An anonymous reader writes: All the EV attention these days is going to Tesla and other sedan manufacturers, but this article makes the case that it's far more important to switch our buses over to electric power than our cars. "Last year, according to the American Public Transportation Association, buses hauled 5.36 billion passengers. While usage has fallen in recent years, thanks in part to the growth of light rail and subway systems, buses still account for more rides each year than heavy rail, light rail, and commuter rail combined—and for about half of all public transit trips." This, while managing around 4-5 miles per gallon of gas, and public buses usually average about 50,000 miles per year. The electric buses themselves are significantly more expensive, but the difference is made up dramatically lower fuel costs. And there will be difficulties: "The range—up to 30 miles—limits Proterra buses to certain routes, so it's hard for an agency to go all in. Drivers have to be trained to brake and accelerate differently, and to maneuver into the docking stations. And Doran Barnes of Foothill Transit notes that some of the cost advantage of using electricity instead of diesel can dissipate. Electric cars can be charged at night, when power prices are low. But buses have no choice but to recharge in the middle of the day, when utilities often impose higher peak usage rates."

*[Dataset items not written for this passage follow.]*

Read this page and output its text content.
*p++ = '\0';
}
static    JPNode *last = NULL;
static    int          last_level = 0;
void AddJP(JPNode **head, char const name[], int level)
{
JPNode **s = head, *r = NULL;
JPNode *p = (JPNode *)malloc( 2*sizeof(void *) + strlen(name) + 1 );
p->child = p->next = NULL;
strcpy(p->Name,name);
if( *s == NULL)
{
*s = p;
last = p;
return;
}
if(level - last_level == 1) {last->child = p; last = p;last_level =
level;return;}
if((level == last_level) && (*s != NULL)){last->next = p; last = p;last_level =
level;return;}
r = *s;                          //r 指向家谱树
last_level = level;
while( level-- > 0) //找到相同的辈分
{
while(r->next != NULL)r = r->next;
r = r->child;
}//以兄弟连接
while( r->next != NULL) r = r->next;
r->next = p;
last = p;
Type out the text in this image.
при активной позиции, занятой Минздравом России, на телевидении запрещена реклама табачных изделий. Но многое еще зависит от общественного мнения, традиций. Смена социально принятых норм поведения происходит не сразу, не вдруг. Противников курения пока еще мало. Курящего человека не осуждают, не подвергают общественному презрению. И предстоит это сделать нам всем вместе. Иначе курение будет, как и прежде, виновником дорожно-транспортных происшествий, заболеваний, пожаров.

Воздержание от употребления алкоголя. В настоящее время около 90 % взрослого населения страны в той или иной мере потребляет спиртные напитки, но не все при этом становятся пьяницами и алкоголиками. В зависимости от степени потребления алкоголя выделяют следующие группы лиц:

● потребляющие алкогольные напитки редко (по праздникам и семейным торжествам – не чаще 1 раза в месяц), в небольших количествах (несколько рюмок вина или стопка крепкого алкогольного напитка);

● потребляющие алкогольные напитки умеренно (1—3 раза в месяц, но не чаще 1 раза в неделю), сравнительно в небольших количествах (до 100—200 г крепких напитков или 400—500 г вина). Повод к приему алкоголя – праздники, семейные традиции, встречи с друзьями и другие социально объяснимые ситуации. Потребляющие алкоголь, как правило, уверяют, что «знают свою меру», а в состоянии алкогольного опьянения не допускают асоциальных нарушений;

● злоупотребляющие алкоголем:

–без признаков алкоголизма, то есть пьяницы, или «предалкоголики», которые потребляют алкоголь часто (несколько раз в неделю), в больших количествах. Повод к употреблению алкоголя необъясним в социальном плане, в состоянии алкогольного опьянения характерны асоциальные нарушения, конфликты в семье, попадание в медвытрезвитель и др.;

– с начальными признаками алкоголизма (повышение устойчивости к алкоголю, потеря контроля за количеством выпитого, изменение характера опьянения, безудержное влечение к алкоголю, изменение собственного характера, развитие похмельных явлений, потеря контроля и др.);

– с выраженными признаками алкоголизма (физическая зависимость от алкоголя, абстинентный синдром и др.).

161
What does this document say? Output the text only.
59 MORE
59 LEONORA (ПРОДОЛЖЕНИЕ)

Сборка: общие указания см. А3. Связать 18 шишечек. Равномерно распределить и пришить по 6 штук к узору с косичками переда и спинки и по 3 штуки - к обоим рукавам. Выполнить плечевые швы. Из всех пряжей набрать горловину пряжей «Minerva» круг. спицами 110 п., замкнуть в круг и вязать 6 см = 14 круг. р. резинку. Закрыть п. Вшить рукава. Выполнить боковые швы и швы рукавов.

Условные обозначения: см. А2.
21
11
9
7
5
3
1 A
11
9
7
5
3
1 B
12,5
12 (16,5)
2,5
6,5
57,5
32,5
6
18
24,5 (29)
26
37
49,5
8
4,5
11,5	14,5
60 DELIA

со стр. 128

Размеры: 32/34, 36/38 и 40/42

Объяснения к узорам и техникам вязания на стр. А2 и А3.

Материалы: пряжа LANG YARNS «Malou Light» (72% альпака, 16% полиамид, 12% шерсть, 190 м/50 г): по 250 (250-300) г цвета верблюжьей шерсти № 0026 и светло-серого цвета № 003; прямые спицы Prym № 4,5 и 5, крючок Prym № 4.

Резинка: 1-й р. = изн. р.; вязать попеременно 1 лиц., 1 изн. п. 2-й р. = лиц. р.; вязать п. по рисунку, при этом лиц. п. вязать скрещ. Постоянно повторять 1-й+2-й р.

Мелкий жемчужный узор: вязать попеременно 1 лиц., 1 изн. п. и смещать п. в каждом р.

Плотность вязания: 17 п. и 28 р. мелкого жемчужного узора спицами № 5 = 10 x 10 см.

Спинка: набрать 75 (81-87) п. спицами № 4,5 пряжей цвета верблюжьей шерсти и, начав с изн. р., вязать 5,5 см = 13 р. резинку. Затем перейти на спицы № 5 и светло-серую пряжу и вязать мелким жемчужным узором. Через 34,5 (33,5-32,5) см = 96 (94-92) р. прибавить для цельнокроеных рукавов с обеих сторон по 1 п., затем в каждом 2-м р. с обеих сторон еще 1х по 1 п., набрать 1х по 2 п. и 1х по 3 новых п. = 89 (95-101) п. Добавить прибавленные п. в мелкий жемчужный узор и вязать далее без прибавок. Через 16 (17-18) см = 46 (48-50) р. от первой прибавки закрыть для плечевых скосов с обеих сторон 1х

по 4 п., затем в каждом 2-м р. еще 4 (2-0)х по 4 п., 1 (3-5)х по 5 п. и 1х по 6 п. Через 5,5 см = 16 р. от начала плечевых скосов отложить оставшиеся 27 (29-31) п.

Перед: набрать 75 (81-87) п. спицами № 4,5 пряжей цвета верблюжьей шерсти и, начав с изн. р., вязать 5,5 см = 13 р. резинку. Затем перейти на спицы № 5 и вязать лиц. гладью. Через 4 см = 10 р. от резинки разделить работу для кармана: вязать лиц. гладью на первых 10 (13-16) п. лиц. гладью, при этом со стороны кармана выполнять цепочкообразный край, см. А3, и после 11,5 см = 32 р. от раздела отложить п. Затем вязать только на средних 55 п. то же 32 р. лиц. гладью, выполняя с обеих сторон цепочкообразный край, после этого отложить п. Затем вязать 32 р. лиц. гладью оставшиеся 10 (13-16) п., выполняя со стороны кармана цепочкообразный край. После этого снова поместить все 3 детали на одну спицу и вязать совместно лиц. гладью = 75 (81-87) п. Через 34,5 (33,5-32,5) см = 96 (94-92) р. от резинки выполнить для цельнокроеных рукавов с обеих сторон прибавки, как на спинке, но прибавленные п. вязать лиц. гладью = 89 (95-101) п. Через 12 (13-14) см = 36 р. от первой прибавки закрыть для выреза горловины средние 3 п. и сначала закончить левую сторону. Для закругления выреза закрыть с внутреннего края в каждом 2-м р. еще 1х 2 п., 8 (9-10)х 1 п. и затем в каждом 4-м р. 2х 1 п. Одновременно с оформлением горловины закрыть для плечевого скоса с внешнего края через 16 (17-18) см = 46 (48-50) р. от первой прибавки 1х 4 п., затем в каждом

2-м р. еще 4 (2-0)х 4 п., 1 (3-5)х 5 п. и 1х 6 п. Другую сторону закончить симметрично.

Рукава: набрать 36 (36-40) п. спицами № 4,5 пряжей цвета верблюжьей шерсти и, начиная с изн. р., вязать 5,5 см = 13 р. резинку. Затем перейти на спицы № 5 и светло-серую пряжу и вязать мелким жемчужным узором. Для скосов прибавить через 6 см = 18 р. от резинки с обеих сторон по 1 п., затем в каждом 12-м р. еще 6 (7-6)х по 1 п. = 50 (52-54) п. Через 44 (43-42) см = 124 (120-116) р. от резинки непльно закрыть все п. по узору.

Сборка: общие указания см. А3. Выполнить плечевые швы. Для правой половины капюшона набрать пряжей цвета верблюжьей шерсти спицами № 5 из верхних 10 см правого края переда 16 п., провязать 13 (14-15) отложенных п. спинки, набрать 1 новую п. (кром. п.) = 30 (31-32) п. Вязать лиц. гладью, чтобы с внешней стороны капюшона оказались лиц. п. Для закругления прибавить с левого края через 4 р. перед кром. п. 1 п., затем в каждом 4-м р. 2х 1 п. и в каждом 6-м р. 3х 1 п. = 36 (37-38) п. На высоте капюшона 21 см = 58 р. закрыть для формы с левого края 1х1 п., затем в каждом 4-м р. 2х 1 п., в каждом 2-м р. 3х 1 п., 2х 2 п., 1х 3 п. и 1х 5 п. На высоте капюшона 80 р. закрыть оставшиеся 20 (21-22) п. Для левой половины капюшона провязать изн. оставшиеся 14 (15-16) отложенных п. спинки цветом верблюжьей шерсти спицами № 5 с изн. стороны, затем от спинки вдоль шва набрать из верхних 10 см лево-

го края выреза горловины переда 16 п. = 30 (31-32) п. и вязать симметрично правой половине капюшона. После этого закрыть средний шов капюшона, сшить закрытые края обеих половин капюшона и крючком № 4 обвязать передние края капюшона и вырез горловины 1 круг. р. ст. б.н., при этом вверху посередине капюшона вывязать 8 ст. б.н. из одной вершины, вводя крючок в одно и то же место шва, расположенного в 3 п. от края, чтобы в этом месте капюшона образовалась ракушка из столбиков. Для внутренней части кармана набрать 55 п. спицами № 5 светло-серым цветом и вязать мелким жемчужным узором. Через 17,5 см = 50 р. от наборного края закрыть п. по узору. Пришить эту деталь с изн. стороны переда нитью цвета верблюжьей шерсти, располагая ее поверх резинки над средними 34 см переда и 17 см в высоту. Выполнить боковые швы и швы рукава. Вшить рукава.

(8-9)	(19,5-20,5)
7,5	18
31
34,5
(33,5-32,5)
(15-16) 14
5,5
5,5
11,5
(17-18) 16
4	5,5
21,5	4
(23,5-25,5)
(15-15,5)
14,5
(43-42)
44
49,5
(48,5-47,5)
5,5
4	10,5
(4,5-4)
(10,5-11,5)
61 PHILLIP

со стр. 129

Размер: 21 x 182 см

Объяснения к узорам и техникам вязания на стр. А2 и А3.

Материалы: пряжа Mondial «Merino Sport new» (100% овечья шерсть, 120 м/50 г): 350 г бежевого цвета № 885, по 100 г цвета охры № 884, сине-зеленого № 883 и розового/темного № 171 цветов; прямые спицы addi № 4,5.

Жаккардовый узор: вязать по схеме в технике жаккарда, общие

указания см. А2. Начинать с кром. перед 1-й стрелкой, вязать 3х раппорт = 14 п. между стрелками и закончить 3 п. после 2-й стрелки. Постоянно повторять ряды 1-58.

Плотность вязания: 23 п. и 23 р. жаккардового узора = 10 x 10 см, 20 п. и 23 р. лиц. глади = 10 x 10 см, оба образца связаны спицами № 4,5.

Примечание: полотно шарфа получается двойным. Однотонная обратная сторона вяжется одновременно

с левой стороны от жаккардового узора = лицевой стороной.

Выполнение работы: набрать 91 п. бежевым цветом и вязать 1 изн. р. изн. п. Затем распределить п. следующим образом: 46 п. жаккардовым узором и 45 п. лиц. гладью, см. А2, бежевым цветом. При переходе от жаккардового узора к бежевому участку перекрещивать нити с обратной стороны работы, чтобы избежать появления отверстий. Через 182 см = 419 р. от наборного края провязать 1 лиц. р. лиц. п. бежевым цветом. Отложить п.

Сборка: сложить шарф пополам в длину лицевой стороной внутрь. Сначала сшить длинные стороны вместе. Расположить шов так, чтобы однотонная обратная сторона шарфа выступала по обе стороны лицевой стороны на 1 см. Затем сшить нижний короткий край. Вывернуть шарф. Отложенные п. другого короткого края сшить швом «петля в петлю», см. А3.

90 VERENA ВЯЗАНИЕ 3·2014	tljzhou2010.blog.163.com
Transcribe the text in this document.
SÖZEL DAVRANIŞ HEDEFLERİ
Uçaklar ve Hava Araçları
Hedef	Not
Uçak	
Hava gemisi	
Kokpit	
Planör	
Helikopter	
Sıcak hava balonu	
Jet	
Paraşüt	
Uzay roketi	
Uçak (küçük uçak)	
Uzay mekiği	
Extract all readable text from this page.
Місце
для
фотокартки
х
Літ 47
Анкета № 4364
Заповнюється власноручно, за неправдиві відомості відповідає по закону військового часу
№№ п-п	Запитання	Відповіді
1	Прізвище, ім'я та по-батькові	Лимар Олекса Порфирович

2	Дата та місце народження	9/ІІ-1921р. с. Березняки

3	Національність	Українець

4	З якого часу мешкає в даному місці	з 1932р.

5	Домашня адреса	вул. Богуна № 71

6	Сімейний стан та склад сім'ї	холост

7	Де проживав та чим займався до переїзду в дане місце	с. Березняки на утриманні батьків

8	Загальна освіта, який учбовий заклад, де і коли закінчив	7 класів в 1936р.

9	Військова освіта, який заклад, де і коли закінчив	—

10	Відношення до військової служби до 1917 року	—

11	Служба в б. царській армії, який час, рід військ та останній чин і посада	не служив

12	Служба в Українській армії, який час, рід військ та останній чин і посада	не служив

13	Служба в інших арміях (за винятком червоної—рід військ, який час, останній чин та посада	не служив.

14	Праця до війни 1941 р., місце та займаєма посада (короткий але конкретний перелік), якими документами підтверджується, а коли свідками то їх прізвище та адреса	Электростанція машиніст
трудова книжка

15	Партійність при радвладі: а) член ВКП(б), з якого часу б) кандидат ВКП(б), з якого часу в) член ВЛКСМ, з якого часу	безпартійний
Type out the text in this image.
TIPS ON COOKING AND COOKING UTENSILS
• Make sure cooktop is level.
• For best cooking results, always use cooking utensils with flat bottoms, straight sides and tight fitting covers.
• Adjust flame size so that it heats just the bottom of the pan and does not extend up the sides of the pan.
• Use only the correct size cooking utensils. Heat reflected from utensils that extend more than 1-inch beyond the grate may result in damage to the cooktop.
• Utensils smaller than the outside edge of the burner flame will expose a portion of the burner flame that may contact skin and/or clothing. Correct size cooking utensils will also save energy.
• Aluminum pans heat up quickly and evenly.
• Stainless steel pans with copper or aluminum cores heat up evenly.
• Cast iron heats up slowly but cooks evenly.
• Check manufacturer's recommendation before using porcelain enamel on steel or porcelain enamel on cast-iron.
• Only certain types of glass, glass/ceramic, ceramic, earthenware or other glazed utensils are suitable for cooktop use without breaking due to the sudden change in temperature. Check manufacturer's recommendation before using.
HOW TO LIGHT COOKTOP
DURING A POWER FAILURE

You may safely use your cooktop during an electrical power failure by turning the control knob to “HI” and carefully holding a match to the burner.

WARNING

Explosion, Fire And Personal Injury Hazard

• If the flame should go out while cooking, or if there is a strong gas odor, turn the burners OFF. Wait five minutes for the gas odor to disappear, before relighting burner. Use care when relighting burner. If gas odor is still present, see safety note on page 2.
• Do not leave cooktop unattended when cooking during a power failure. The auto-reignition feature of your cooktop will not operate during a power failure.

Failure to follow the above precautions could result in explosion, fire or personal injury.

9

12 of 491 comments (clear)

  1. The London Bus is a good place to start by infolation · · Score: 4, Interesting

    The biggest inefficiency with a (short-route) bus is stop-starting a heavy vehicle laden with people.

    We have electric and hybrid buses in London, but using a Flywheel (first developed as a fuel-saving measure for F1 cars) to preserve kinetic energy has made the greatest difference to efficiency for London buses.

  2. Re:And low-emission transport trucks, too by used2win32 · · Score: 3, Interesting

    I heard that the top 16 largest container ships (burning bunker fuel) pollute as much as all of the cars on the road.
    Link

    Maybe we need to look there... Come on, how much difference will a few million cars make when compared to just one of those ships?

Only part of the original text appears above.